Architecture Overview

EconSimulacra is built around four primary abstractions: Simulator, Environment, Agent, and Event.

┌─────────────────────────────────────────────────────────┐
│                        Simulator                        │
│  ┌───────────────────────────────────────────────────┐  │
│  │                    Environment                    │  │
│  │  ┌─────────┐  ┌────────────────┐  ┌───────────┐  │  │
│  │  │GridSpace│  │ SocialNetwork  │  │   Items   │  │  │
│  │  └─────────┘  └────────────────┘  └───────────┘  │  │
│  │  ┌──────────────────────────────────────────────┐ │  │
│  │  │                   Agents                     │ │  │
│  │  │  (Household / Retailer / LLMAgent / …)       │ │  │
│  │  └──────────────────────────────────────────────┘ │  │
│  │  ┌──────────────────────────────────────────────┐ │  │
│  │  │               EventManager                   │ │  │
│  │  └──────────────────────────────────────────────┘ │  │
│  └───────────────────────────────────────────────────┘  │
└─────────────────────────────────────────────────────────┘

Simulation Loop

The Simulator drives the following loop (simplified):

env.reset(seed=seed)
for step in range(num_steps):
    obs_per_agent  = {id: env.get_observations(id) for id in env.agent_ids}
    actions        = {id: await agent.act(obs_per_agent[id]) for ...}
    env.step(actions)

Concurrency is achieved by batching agent act calls with asyncio.gather(), enabling multiple LLM inference requests to proceed in parallel while the environment step itself remains synchronous.

Spatial Layer — GridSpace

Agents occupy a cell \((x, y) \in \{0,\ldots,W-1\} \times \{0,\ldots,H-1\}\) of a discrete 2-D grid. At each step an agent can move to an adjacent cell or stay in place.

Social Layer — SocialNetwork

The social network is a directed graph \(G = (V, E)\) where each vertex \(v \in V\) corresponds to an agent and each directed edge \((u, v) \in E\) indicates that agent \(u\) follows agent \(v\).
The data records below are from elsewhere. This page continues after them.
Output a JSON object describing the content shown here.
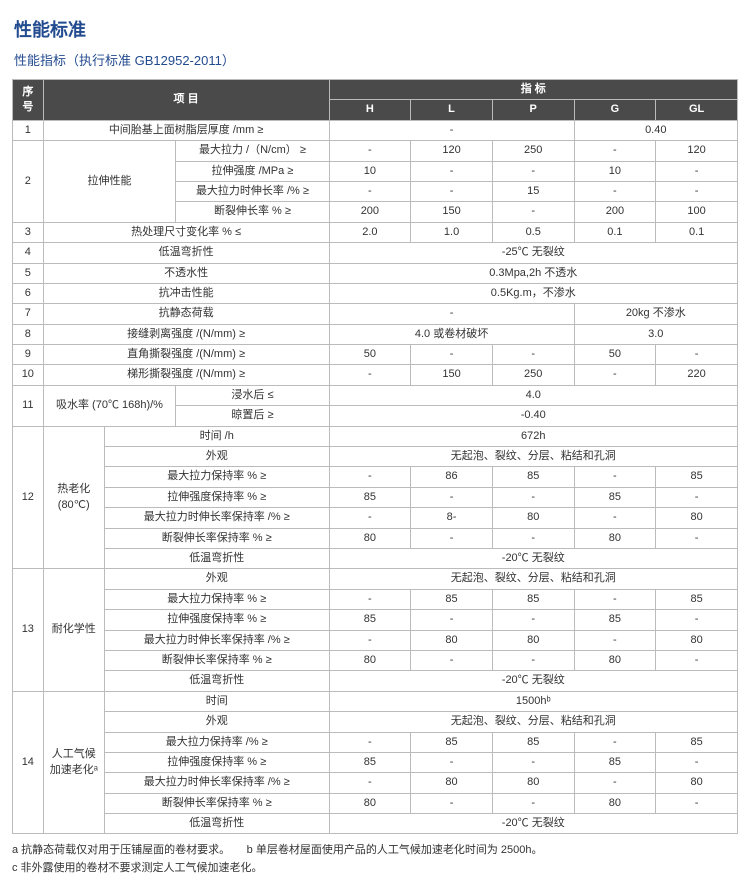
{
  "title": "性能标准",
  "subtitle": "性能指标（执行标准 GB12952-2011）",
  "header": {
    "seq": "序号",
    "item": "项 目",
    "indicator": "指 标",
    "cols": [
      "H",
      "L",
      "P",
      "G",
      "GL"
    ]
  },
  "col_widths": [
    "30px",
    "60px",
    "70px",
    "150px",
    "80px",
    "80px",
    "80px",
    "80px",
    "80px"
  ],
  "rows": [
    {
      "seq": "1",
      "item": "中间胎基上面树脂层厚度 /mm ≥",
      "merge": 3,
      "cells": [
        {
          "v": "-",
          "span": 3
        },
        {
          "v": "0.40",
          "span": 2
        }
      ]
    },
    {
      "seq": "2",
      "rowspan": 4,
      "g1": "拉伸性能",
      "g1rs": 4,
      "g1span": 2,
      "item": "最大拉力 /（N/cm） ≥",
      "cells": [
        {
          "v": "-"
        },
        {
          "v": "120"
        },
        {
          "v": "250"
        },
        {
          "v": "-"
        },
        {
          "v": "120"
        }
      ]
    },
    {
      "item": "拉伸强度 /MPa ≥",
      "cells": [
        {
          "v": "10"
        },
        {
          "v": "-"
        },
        {
          "v": "-"
        },
        {
          "v": "10"
        },
        {
          "v": "-"
        }
      ]
    },
    {
      "item": "最大拉力时伸长率 /% ≥",
      "cells": [
        {
          "v": "-"
        },
        {
          "v": "-"
        },
        {
          "v": "15"
        },
        {
          "v": "-"
        },
        {
          "v": "-"
        }
      ]
    },
    {
      "item": "断裂伸长率 % ≥",
      "cells": [
        {
          "v": "200"
        },
        {
          "v": "150"
        },
        {
          "v": "-"
        },
        {
          "v": "200"
        },
        {
          "v": "100"
        }
      ]
    },
    {
      "seq": "3",
      "item": "热处理尺寸变化率 % ≤",
      "merge": 3,
      "cells": [
        {
          "v": "2.0"
        },
        {
          "v": "1.0"
        },
        {
          "v": "0.5"
        },
        {
          "v": "0.1"
        },
        {
          "v": "0.1"
        }
      ]
    },
    {
      "seq": "4",
      "item": "低温弯折性",
      "merge": 3,
      "cells": [
        {
          "v": "-25℃ 无裂纹",
          "span": 5
        }
      ]
    },
    {
      "seq": "5",
      "item": "不透水性",
      "merge": 3,
      "cells": [
        {
          "v": "0.3Mpa,2h 不透水",
          "span": 5
        }
      ]
    },
    {
      "seq": "6",
      "item": "抗冲击性能",
      "merge": 3,
      "cells": [
        {
          "v": "0.5Kg.m，不渗水",
          "span": 5
        }
      ]
    },
    {
      "seq": "7",
      "item": "抗静态荷载",
      "merge": 3,
      "cells": [
        {
          "v": "-",
          "span": 3
        },
        {
          "v": "20kg 不渗水",
          "span": 2
        }
      ]
    },
    {
      "seq": "8",
      "item": "接缝剥离强度 /(N/mm) ≥",
      "merge": 3,
      "cells": [
        {
          "v": "4.0 或卷材破坏",
          "span": 3
        },
        {
          "v": "3.0",
          "span": 2
        }
      ]
    },
    {
      "seq": "9",
      "item": "直角撕裂强度 /(N/mm) ≥",
      "merge": 3,
      "cells": [
        {
          "v": "50"
        },
        {
          "v": "-"
        },
        {
          "v": "-"
        },
        {
          "v": "50"
        },
        {
          "v": "-"
        }
      ]
    },
    {
      "seq": "10",
      "item": "梯形撕裂强度 /(N/mm) ≥",
      "merge": 3,
      "cells": [
        {
          "v": "-"
        },
        {
          "v": "150"
        },
        {
          "v": "250"
        },
        {
          "v": "-"
        },
        {
          "v": "220"
        }
      ]
    },
    {
      "seq": "11",
      "rowspan": 2,
      "g1": "吸水率 (70℃ 168h)/%",
      "g1rs": 2,
      "g1span": 2,
      "item": "浸水后 ≤",
      "cells": [
        {
          "v": "4.0",
          "span": 5
        }
      ]
    },
    {
      "item": "晾置后 ≥",
      "cells": [
        {
          "v": "-0.40",
          "span": 5
        }
      ]
    },
    {
      "seq": "12",
      "rowspan": 7,
      "g1": "热老化",
      "g1rs": 7,
      "g1b": "(80℃)",
      "g1span": 1,
      "item": "时间 /h",
      "merge": 2,
      "cells": [
        {
          "v": "672h",
          "span": 5
        }
      ]
    },
    {
      "item": "外观",
      "merge": 2,
      "cells": [
        {
          "v": "无起泡、裂纹、分层、粘结和孔洞",
          "span": 5
        }
      ]
    },
    {
      "item": "最大拉力保持率 % ≥",
      "merge": 2,
      "cells": [
        {
          "v": "-"
        },
        {
          "v": "86"
        },
        {
          "v": "85"
        },
        {
          "v": "-"
        },
        {
          "v": "85"
        }
      ]
    },
    {
      "item": "拉伸强度保持率 % ≥",
      "merge": 2,
      "cells": [
        {
          "v": "85"
        },
        {
          "v": "-"
        },
        {
          "v": "-"
        },
        {
          "v": "85"
        },
        {
          "v": "-"
        }
      ]
    },
    {
      "item": "最大拉力时伸长率保持率 /% ≥",
      "merge": 2,
      "cells": [
        {
          "v": "-"
        },
        {
          "v": "8-"
        },
        {
          "v": "80"
        },
        {
          "v": "-"
        },
        {
          "v": "80"
        }
      ]
    },
    {
      "item": "断裂伸长率保持率 % ≥",
      "merge": 2,
      "cells": [
        {
          "v": "80"
        },
        {
          "v": "-"
        },
        {
          "v": "-"
        },
        {
          "v": "80"
        },
        {
          "v": "-"
        }
      ]
    },
    {
      "item": "低温弯折性",
      "merge": 2,
      "cells": [
        {
          "v": "-20℃ 无裂纹",
          "span": 5
        }
      ]
    },
    {
      "seq": "13",
      "rowspan": 6,
      "g1": "耐化学性",
      "g1rs": 6,
      "g1span": 1,
      "item": "外观",
      "merge": 2,
      "cells": [
        {
          "v": "无起泡、裂纹、分层、粘结和孔洞",
          "span": 5
        }
      ]
    },
    {
      "item": "最大拉力保持率 % ≥",
      "merge": 2,
      "cells": [
        {
          "v": "-"
        },
        {
          "v": "85"
        },
        {
          "v": "85"
        },
        {
          "v": "-"
        },
        {
          "v": "85"
        }
      ]
    },
    {
      "item": "拉伸强度保持率 % ≥",
      "merge": 2,
      "cells": [
        {
          "v": "85"
        },
        {
          "v": "-"
        },
        {
          "v": "-"
        },
        {
          "v": "85"
        },
        {
          "v": "-"
        }
      ]
    },
    {
      "item": "最大拉力时伸长率保持率 /% ≥",
      "merge": 2,
      "cells": [
        {
          "v": "-"
        },
        {
          "v": "80"
        },
        {
          "v": "80"
        },
        {
          "v": "-"
        },
        {
          "v": "80"
        }
      ]
    },
    {
      "item": "断裂伸长率保持率 % ≥",
      "merge": 2,
      "cells": [
        {
          "v": "80"
        },
        {
          "v": "-"
        },
        {
          "v": "-"
        },
        {
          "v": "80"
        },
        {
          "v": "-"
        }
      ]
    },
    {
      "item": "低温弯折性",
      "merge": 2,
      "cells": [
        {
          "v": "-20℃ 无裂纹",
          "span": 5
        }
      ]
    },
    {
      "seq": "14",
      "rowspan": 7,
      "g1": "人工气候",
      "g1rs": 7,
      "g1b": "加速老化ᵃ",
      "g1span": 1,
      "item": "时间",
      "merge": 2,
      "cells": [
        {
          "v": "1500hᵇ",
          "span": 5
        }
      ]
    },
    {
      "item": "外观",
      "merge": 2,
      "cells": [
        {
          "v": "无起泡、裂纹、分层、粘结和孔洞",
          "span": 5
        }
      ]
    },
    {
      "item": "最大拉力保持率 /% ≥",
      "merge": 2,
      "cells": [
        {
          "v": "-"
        },
        {
          "v": "85"
        },
        {
          "v": "85"
        },
        {
          "v": "-"
        },
        {
          "v": "85"
        }
      ]
    },
    {
      "item": "拉伸强度保持率 % ≥",
      "merge": 2,
      "cells": [
        {
          "v": "85"
        },
        {
          "v": "-"
        },
        {
          "v": "-"
        },
        {
          "v": "85"
        },
        {
          "v": "-"
        }
      ]
    },
    {
      "item": "最大拉力时伸长率保持率 /% ≥",
      "merge": 2,
      "cells": [
        {
          "v": "-"
        },
        {
          "v": "80"
        },
        {
          "v": "80"
        },
        {
          "v": "-"
        },
        {
          "v": "80"
        }
      ]
    },
    {
      "item": "断裂伸长率保持率 % ≥",
      "merge": 2,
      "cells": [
        {
          "v": "80"
        },
        {
          "v": "-"
        },
        {
          "v": "-"
        },
        {
          "v": "80"
        },
        {
          "v": "-"
        }
      ]
    },
    {
      "item": "低温弯折性",
      "merge": 2,
      "cells": [
        {
          "v": "-20℃ 无裂纹",
          "span": 5
        }
      ]
    }
  ],
  "notes": [
    "a 抗静态荷载仅对用于压铺屋面的卷材要求。　　b 单层卷材屋面使用产品的人工气候加速老化时间为 2500h。",
    "c 非外露使用的卷材不要求测定人工气候加速老化。"
  ]
}
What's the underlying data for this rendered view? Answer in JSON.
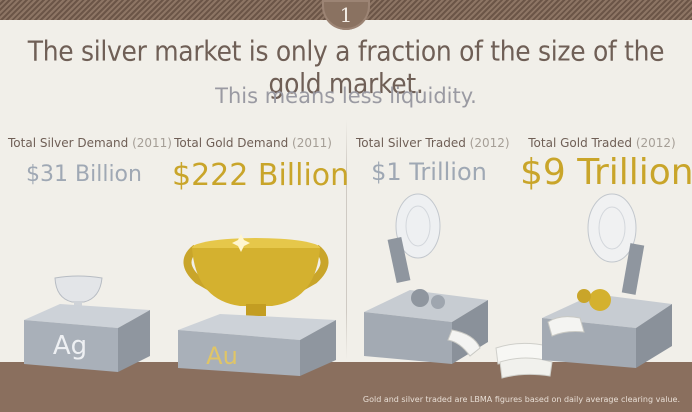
{
  "badge": {
    "number": "1"
  },
  "headline": "The silver market is only a fraction of the size of the gold market.",
  "subhead": "This means less liquidity.",
  "stats": [
    {
      "label": "Total Silver Demand",
      "year": "(2011)",
      "value": "$31 Billion"
    },
    {
      "label": "Total Gold Demand",
      "year": "(2011)",
      "value": "$222 Billion"
    },
    {
      "label": "Total Silver Traded",
      "year": "(2012)",
      "value": "$1 Trillion"
    },
    {
      "label": "Total Gold Traded",
      "year": "(2012)",
      "value": "$9 Trillion"
    }
  ],
  "pedestals": {
    "silver_symbol": "Ag",
    "gold_symbol": "Au"
  },
  "footnote": "Gold and silver traded are LBMA figures based on daily average clearing value.",
  "colors": {
    "silver": "#9fa8b4",
    "gold": "#c9a52a",
    "text": "#6f5f56",
    "floor": "#8a6f5e"
  }
}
Each agent is subject to an optional follow cap \(c\): the out-degree of every vertex is bounded by \(c\).

A RecommenderSystem can suggest new edges at each step. The built-in TwoHopRecommenderSystem considers the two-hop neighbourhood of each agent and scores candidates using a softmax over edge weights:

\[P(\text{follow } v \mid u) = \frac{e^{w_{uv}/\tau}}{\sum_{v'} e^{w_{uv'}/\tau}}\]

where \(w_{uv}\) is a relevance score and \(\tau > 0\) is the temperature parameter.

Market Layer — Items and Orders

Each tradable good is represented by an Item that carries a current price \(p_t\). An Order is a bilateral trade request:

\[\text{Order} = (\text{agent}_i,\; \text{counterparty}_j,\; \text{item},\; q,\; p)\]

where \(q\) is the quantity and \(p\) is the agreed price. Orders expire after a configurable time-to-live (TTL).

Agent Layer

Agent is an abstract base class. All concrete agents must implement:

async def act(self, obs: ObsT) -> dict[str, Any]: ...

The built-in LLMAgent delegates action generation to a language model via the following services:

  • LLMClient — wraps the underlying model and manages inference.

  • PromptBuilder — constructs the text prompt from the agent’s observation.

  • PersonaBuilder — assigns a role-playing persona at reset time.

  • MemoryHandler — stores past experiences and retrieves relevant context.

Event Layer

Event subclasses implement exogenous shocks or policy interventions. An EventTrigger specifies when the event fires using four independent conditions that are combined with logical AND:

  • at — specific step indices.

  • every — periodic cadence \(k\).

  • between — a step-range guard.

  • with — reaction to a particular log type.

  • probability — probabilistic gate \(p\).

Logging

Every state change is recorded as a typed Log dataclass (e.g., OrderLog, ConsumptionLog). A Logger collects these records and persists them at the end of the simulation.